Impact of Dose Rate Settings on Delivery Accuracy In Dynamic Swing Arc for Prostate SBRT
Abstract
Purpose
Dynamic Swing Arc (DSA) irradiation with the OXRAY radiotherapy system integrates simultaneous gantry rotation and ring motion, enabling high-dose-rate delivery for prostate stereotactic body radiotherapy (SBRT). Although the system can deliver 6 MV flattening-filter-free (FFF) beams up to 1150 MU/min, large and rapid dose rate modulations may challenge the mechanical response and dosimetric accuracy. This study evaluated the impact of varying minimum dose rate settings on dosimetric accuracy, delivery efficiency, and organ-at-risk (OAR) sparing for DSA-based prostate SBRT.
Methods
Three prostate cancer cases were planned using a 36.25 Gy/5 fx DSA technique prescribed to PTV D95. Four minimum dose rate settings were compared: 250, 450, 650, and 850 MU/min (all with a maximum of 1150 MU/min). The dosimetric quality was assessed using standard clinical metrics. Delivery accuracy was quantified using gamma analysis (2 mm/3 %, 10% threshold) with a high-resolution 2D detector array. Treatment log files were analyzed to compare the planned and delivered dose rate modulation and cumulative monitor units (MU).
Results
Higher minimum dose rate conditions significantly reduced the beam-on time while maintaining comparable PTV coverage.

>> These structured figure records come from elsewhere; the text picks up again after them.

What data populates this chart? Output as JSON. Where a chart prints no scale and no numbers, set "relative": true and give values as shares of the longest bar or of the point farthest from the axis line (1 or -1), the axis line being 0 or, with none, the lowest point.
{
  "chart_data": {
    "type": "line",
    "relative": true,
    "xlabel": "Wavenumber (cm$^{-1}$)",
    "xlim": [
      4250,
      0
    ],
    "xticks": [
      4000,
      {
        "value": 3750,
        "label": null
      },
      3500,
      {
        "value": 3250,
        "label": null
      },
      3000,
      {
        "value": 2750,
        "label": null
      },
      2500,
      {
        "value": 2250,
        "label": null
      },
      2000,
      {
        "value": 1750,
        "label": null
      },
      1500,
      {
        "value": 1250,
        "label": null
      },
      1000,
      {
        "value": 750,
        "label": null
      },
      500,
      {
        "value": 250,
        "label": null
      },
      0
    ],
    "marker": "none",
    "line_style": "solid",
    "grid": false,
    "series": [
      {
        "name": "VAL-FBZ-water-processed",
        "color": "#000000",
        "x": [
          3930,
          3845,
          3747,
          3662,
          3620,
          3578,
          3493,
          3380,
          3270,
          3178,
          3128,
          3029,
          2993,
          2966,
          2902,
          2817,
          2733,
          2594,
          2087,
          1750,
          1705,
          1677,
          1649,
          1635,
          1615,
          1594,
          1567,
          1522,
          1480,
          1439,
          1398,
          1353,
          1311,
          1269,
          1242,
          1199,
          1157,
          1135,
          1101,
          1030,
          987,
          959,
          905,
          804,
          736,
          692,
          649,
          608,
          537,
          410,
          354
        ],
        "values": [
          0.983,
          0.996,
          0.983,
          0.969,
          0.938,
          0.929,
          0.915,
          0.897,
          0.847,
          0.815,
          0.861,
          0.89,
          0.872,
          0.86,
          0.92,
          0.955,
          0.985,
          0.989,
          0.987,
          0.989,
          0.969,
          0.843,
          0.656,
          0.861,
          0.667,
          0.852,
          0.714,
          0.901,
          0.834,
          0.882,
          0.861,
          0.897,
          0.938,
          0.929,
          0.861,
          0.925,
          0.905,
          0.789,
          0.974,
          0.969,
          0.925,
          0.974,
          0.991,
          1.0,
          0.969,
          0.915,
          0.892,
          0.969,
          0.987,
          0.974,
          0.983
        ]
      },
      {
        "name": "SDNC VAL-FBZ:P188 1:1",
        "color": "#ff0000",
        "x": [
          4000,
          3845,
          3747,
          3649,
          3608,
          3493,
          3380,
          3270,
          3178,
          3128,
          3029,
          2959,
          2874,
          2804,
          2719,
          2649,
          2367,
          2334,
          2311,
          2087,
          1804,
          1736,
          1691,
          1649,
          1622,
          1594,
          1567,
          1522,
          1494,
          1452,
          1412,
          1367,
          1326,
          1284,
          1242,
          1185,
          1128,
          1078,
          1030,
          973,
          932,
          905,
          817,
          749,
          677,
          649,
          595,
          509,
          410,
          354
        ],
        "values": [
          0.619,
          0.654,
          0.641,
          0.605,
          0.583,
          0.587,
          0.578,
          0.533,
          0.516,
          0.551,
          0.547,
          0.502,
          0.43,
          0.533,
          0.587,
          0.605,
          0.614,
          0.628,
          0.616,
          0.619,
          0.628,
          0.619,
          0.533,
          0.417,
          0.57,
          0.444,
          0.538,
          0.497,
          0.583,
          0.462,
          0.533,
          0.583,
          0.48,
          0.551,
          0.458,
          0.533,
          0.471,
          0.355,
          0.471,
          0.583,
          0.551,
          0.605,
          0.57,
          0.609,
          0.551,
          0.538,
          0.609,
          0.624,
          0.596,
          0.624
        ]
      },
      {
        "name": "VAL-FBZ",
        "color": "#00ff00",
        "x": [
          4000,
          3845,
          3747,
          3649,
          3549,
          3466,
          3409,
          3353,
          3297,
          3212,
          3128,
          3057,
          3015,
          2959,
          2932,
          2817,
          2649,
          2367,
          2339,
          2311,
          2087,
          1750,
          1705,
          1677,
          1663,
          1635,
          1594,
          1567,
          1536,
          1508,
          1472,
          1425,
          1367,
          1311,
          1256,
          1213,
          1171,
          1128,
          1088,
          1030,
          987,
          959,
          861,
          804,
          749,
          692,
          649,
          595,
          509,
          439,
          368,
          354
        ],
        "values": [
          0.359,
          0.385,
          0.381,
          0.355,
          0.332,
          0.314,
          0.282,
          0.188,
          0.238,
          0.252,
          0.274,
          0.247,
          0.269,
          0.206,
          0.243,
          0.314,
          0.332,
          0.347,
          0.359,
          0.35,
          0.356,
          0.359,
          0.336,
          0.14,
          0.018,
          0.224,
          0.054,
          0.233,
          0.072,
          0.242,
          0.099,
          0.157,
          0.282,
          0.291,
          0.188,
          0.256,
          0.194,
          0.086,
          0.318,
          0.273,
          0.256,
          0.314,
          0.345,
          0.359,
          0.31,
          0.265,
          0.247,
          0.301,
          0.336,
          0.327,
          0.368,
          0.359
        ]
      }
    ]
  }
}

However, the intermediate OAR doses increased moderately with higher minimum dose rates, particularly at 850 MU/min. Gamma pass rates improved with increased minimum dose rate: the lowest setting (250 MU/min) exhibited the lowest pass rate (mean ~63%), whereas 650 and 850 MU/min settings consistently exceeded 95% gamma passing rate. Log analysis revealed that lower minimum dose rates were associated with frequent rapid dose rate adjustments, which correlated with increased delivery deviation.
Conclusion
For DSA-based prostate SBRT on the OXRAY platform, a minimum dose rate of 650 MU/min balances efficient delivery with high dosimetric fidelity and acceptable OAR sparing. Lower minimum dose rates may compromise delivery accuracy because of mechanical dose rate modulation limitations.